Aktionen (z. B. Stadiondurchsagen, Lesungen usw.) sollen um den Spieltag um den 27. Januar bzw. bei Turnieren in der Winterrunde oder bei Spielbeginn nach der Winterpause durchgeführt werden. Zur Auswahl und individuellen Verwendung/Modifikation stehen folgende Texte zur Verfügung:

a) Informationsschreiben für Vereinsfunktionäre (nachfolgend)

b) Stadiondurchsage (unten)

  

 Zu a) Informationsschreiben

 

!Nie wieder - 15. Erinnerungstag im deutschen Fußball“ an den Spiel- und Turniertagen um den 27. Januar 2019 bzw. bei Turnieren oder bei Spielen nach der Winterpause

 

Sehr geehrte Vorstände, Präsidenten,

Abteilungs- und Übungsleiter,

Trainer und Betreuer der Amateurvereine,

der Regionalligen, der Bundesligen der Frauen

und der 3. Ligen,

 

der „Erinnerungstag im deutschen Fußball“ geht in seine 15. Kampagne. Gefördert und gestützt durch die Präsidenten des DFB, Reinhard Grindel und der DFL, Dr. Reinhard Rauball, sowie der Landesverbände und der Deutschen Fußball Liga, setzt der „Erinnerungstag“ seit 15 Jahren zum Jahresanfang und mit dem Start der Rückrunde ein machtvolles Zeichen gegen den allgegenwärtigen Rassismus, dem wachsenden Antisemitismus, der ebenfalls zunehmenden Homophobie im Fußball und in der Zivilgesellschaft, sowie gegen die Verächter unserer Demokratie. 

 

„!Nie wieder – Erinnerungstag im deutschen Fußball“ nimmt die Botschaft der Überlebenden des ehemaligen Konzentrationslagers Dachau auf und hat sie sich zu eigen gemacht.“

 

„Er versteht sich als ein starker Beitrag für eine wertschätzende, wehrhafte und demokratische Gesellschaft, in der das Achten der Würde jedes Menschen unveräußerlich ist.“

 

Seit 15 Jahren sind diese Kernsätzen der Treibstoff, der die Projekte und Aktionen zum „Erinnerungstag“ begründet und befeuert.

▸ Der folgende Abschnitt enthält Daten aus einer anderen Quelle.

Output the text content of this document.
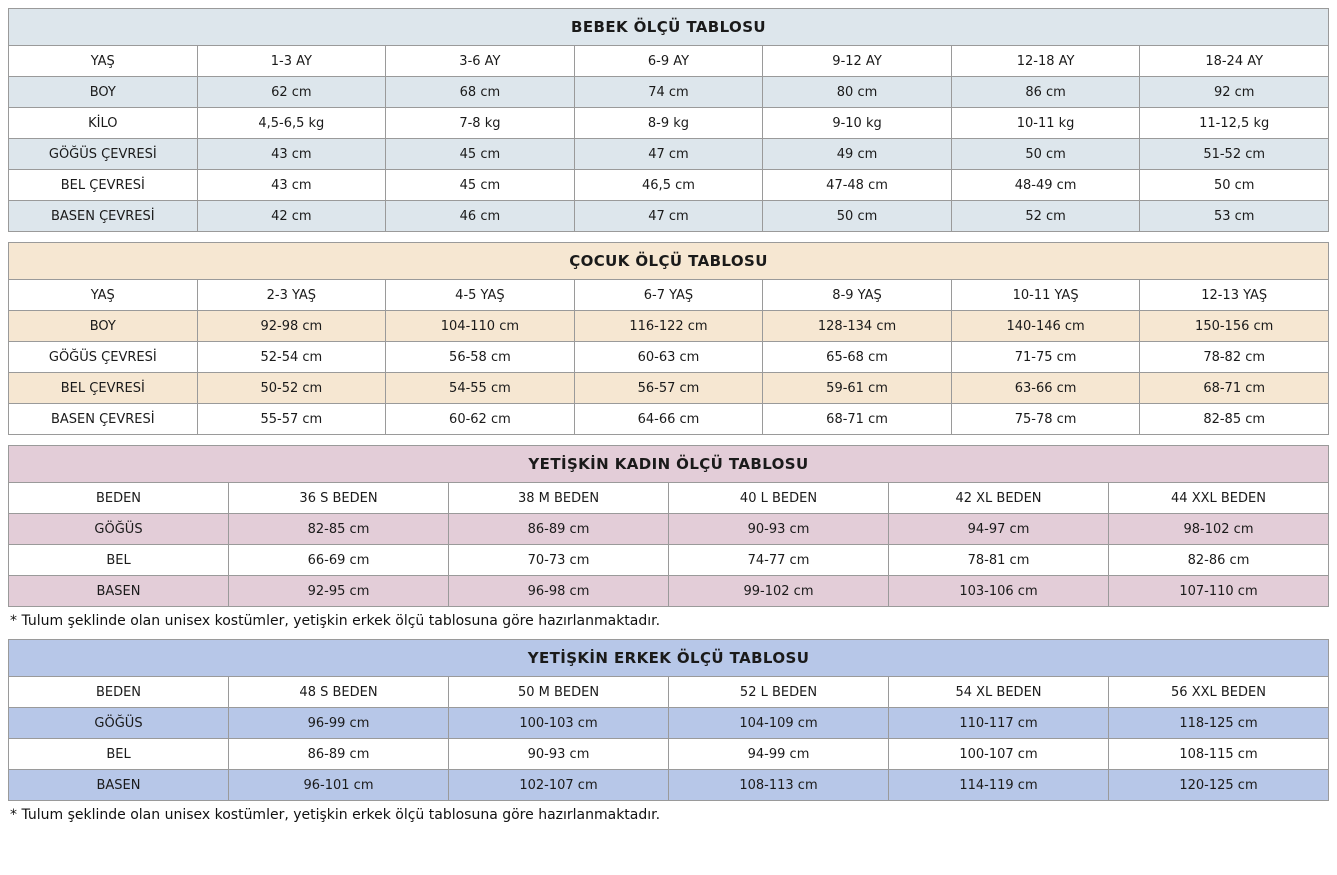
BEBEK ÖLÇÜ TABLOSU						
YAŞ	1-3 AY	3-6 AY	6-9 AY	9-12 AY	12-18 AY	18-24 AY
BOY	62 cm	68 cm	74 cm	80 cm	86 cm	92 cm
KİLO	4,5-6,5 kg	7-8 kg	8-9 kg	9-10 kg	10-11 kg	11-12,5 kg
GÖĞÜS ÇEVRESİ	43 cm	45 cm	47 cm	49 cm	50 cm	51-52 cm
BEL ÇEVRESİ	43 cm	45 cm	46,5 cm	47-48 cm	48-49 cm	50 cm
BASEN ÇEVRESİ	42 cm	46 cm	47 cm	50 cm	52 cm	53 cm
ÇOCUK ÖLÇÜ TABLOSU						
YAŞ	2-3 YAŞ	4-5 YAŞ	6-7 YAŞ	8-9 YAŞ	10-11 YAŞ	12-13 YAŞ
BOY	92-98 cm	104-110 cm	116-122 cm	128-134 cm	140-146 cm	150-156 cm
GÖĞÜS ÇEVRESİ	52-54 cm	56-58 cm	60-63 cm	65-68 cm	71-75 cm	78-82 cm
BEL ÇEVRESİ	50-52 cm	54-55 cm	56-57 cm	59-61 cm	63-66 cm	68-71 cm
BASEN ÇEVRESİ	55-57 cm	60-62 cm	64-66 cm	68-71 cm	75-78 cm	82-85 cm
YETİŞKİN KADIN ÖLÇÜ TABLOSU					
BEDEN	36 S BEDEN	38 M BEDEN	40 L BEDEN	42 XL BEDEN	44 XXL BEDEN
GÖĞÜS	82-85 cm	86-89 cm	90-93 cm	94-97 cm	98-102 cm
BEL	66-69 cm	70-73 cm	74-77 cm	78-81 cm	82-86 cm
BASEN	92-95 cm	96-98 cm	99-102 cm	103-106 cm	107-110 cm
* Tulum şeklinde olan unisex kostümler, yetişkin erkek ölçü tablosuna göre hazırlanmaktadır.
YETİŞKİN ERKEK ÖLÇÜ TABLOSU					
BEDEN	48 S BEDEN	50 M BEDEN	52 L BEDEN	54 XL BEDEN	56 XXL BEDEN
GÖĞÜS	96-99 cm	100-103 cm	104-109 cm	110-117 cm	118-125 cm
BEL	86-89 cm	90-93 cm	94-99 cm	100-107 cm	108-115 cm
BASEN	96-101 cm	102-107 cm	108-113 cm	114-119 cm	120-125 cm
* Tulum şeklinde olan unisex kostümler, yetişkin erkek ölçü tablosuna göre hazırlanmaktadır.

Wie zwingend notwendig dieses Engagement der Fußballfamilie weiterhin ist, macht der Blick auf die aktuelle gesellschaftliche Stimmungs- und Gemengelage in Deutschland und Europa deutlich. 

 

--> Unsere ausländischen, unsere jüdischen, unsere Roma- und Sinti-Freunde werden  verbal und körperlich angriffen. 

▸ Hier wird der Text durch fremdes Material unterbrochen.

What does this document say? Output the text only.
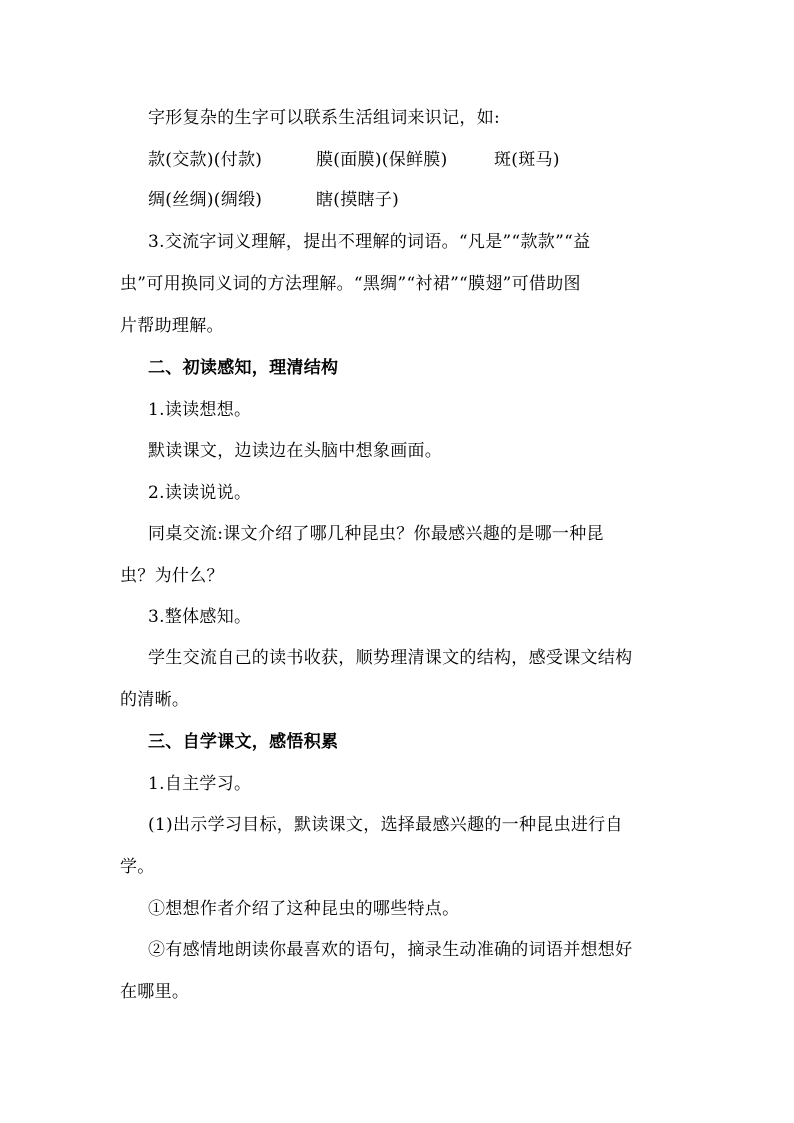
字形复杂的生字可以联系生活组词来识记，如:
款(交款)(付款)	膜(面膜)(保鲜膜)	斑(斑马)
绸(丝绸)(绸缎)	瞎(摸瞎子)
3.交流字词义理解，提出不理解的词语。“凡是”“款款”“益
虫”可用换同义词的方法理解。“黑绸”“衬裙”“膜翅”可借助图
片帮助理解。
二、初读感知，理清结构
1.读读想想。
默读课文，边读边在头脑中想象画面。
2.读读说说。
同桌交流:课文介绍了哪几种昆虫？你最感兴趣的是哪一种昆
虫？为什么？
3.整体感知。
学生交流自己的读书收获，顺势理清课文的结构，感受课文结构
的清晰。
三、自学课文，感悟积累
1.自主学习。
(1)出示学习目标，默读课文，选择最感兴趣的一种昆虫进行自
学。
①想想作者介绍了这种昆虫的哪些特点。
②有感情地朗读你最喜欢的语句，摘录生动准确的词语并想想好
在哪里。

--> Gruppen und Fußballvereine, die sich für geflüchtete Menschen in beispielhafter Weise einsetzen oder das Schild „Fußballvereine gegen Rechts und Gewalt“ an ihren Vereinsheimen und Sportstätten anbringen, müssen sich für ihre Engagements rechtfertigen und werden angefeindet.  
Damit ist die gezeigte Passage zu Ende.